Vodafone shareholders are hurting badly. Since former chief executive Arun Sarin bowed out on a high this summer, they have watched helplessly as the stockmarket has wiped billions of pounds off the value of the company – more than a third in fact.
Sarin’s decision to leave and hand over to Vittorio Colao now looks like great timing given what has happened to the world economy since July. While Sarin is now surfing in Hawaii, Colao is grappling with the problems of running the world’s largest mobile phone network during market conditions the like of which have not been seen since the Wall Street Crash of 1929.
For a short time last week Vodafone shares actually dropped below £1 for the first time since 2002 – the dark days of the dotcom burst.
At the time of writing, they had bounced back above that psychologically significant level, but the pressure is still on.
Thousands of Vodafone employees have seen the value of their stock options deteriorate – many will now be worthless – and for Colao motivating the troops is as much a challenge as mollifying the big City cheeses.

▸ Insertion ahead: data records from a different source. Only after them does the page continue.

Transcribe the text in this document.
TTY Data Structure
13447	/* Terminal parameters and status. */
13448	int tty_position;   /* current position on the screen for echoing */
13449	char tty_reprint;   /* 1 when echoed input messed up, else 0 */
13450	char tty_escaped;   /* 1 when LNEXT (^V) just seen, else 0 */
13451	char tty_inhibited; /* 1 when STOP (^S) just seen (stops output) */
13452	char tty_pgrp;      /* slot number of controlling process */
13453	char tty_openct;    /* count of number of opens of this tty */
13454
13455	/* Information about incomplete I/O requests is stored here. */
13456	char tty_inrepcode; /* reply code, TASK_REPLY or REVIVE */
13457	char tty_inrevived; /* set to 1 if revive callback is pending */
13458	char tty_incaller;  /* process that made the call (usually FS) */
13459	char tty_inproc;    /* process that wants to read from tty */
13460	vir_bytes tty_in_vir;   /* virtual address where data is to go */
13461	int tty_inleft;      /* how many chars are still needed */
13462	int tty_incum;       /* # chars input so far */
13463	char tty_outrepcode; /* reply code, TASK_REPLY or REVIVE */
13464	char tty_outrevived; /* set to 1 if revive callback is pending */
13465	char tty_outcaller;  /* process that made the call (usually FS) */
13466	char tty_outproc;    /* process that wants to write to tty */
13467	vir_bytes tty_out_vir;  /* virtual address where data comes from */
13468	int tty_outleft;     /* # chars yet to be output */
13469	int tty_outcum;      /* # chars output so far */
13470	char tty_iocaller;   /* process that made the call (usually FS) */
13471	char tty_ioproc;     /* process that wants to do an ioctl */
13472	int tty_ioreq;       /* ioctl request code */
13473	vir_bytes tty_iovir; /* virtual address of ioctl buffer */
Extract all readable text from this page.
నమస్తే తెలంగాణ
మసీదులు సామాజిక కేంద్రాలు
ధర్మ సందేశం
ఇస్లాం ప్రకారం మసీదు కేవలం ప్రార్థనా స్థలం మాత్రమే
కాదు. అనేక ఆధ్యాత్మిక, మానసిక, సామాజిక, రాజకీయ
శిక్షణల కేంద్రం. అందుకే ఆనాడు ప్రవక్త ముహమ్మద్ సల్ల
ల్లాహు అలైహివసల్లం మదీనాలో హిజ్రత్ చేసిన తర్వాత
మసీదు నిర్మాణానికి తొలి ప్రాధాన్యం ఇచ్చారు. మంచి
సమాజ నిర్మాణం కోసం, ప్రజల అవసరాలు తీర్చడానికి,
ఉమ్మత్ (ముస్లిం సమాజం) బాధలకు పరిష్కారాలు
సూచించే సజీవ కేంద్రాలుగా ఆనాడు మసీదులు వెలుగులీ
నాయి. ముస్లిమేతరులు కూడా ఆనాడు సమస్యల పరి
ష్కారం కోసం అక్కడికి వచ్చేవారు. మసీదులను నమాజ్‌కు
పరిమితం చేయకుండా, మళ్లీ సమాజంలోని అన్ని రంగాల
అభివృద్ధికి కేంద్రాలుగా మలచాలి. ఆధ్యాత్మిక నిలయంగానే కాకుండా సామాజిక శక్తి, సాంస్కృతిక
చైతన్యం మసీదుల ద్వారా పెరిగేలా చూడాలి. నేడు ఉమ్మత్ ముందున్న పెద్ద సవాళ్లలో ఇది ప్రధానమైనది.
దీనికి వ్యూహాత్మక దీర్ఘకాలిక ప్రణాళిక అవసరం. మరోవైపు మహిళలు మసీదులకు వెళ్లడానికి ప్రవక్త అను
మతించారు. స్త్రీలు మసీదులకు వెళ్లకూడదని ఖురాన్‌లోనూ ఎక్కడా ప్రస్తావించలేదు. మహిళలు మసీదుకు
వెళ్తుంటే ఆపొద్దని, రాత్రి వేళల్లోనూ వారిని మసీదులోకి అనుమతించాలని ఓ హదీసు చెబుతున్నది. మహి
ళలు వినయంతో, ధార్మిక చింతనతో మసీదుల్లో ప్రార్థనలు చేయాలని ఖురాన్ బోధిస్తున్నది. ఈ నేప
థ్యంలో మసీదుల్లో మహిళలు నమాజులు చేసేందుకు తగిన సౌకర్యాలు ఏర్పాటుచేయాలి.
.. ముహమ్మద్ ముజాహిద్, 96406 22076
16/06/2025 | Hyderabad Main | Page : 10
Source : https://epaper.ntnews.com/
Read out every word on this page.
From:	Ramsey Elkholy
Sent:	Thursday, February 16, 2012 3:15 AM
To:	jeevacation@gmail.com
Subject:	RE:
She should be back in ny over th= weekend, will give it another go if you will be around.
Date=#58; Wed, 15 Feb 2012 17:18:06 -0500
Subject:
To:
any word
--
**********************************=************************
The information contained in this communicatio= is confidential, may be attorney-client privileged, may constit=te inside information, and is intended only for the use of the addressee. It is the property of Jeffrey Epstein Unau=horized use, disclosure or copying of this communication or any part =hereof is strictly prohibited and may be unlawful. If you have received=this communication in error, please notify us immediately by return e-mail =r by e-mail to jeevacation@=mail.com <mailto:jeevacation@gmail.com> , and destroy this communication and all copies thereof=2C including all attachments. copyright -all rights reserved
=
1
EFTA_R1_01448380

Of course, in these historic times the need to keep your job is motivation enough for many people, and at least things aren’t as bad as they are in the decimated banking sector.
But market mayhem of recent weeks has seen the Vodafone share price experience vicissitudes that are dramatic even by its volatile standards.
Take last week for instance. Shares dropped almost eight per cent on worries Vodafone’s fast-growing emerging markets business will be, well, a bit less fast-growing, because of the economic downturn.
The cause was weaker-than-expected results from a Luxembourg-based emerging markets mobile phone operator called Millicom International Cellular.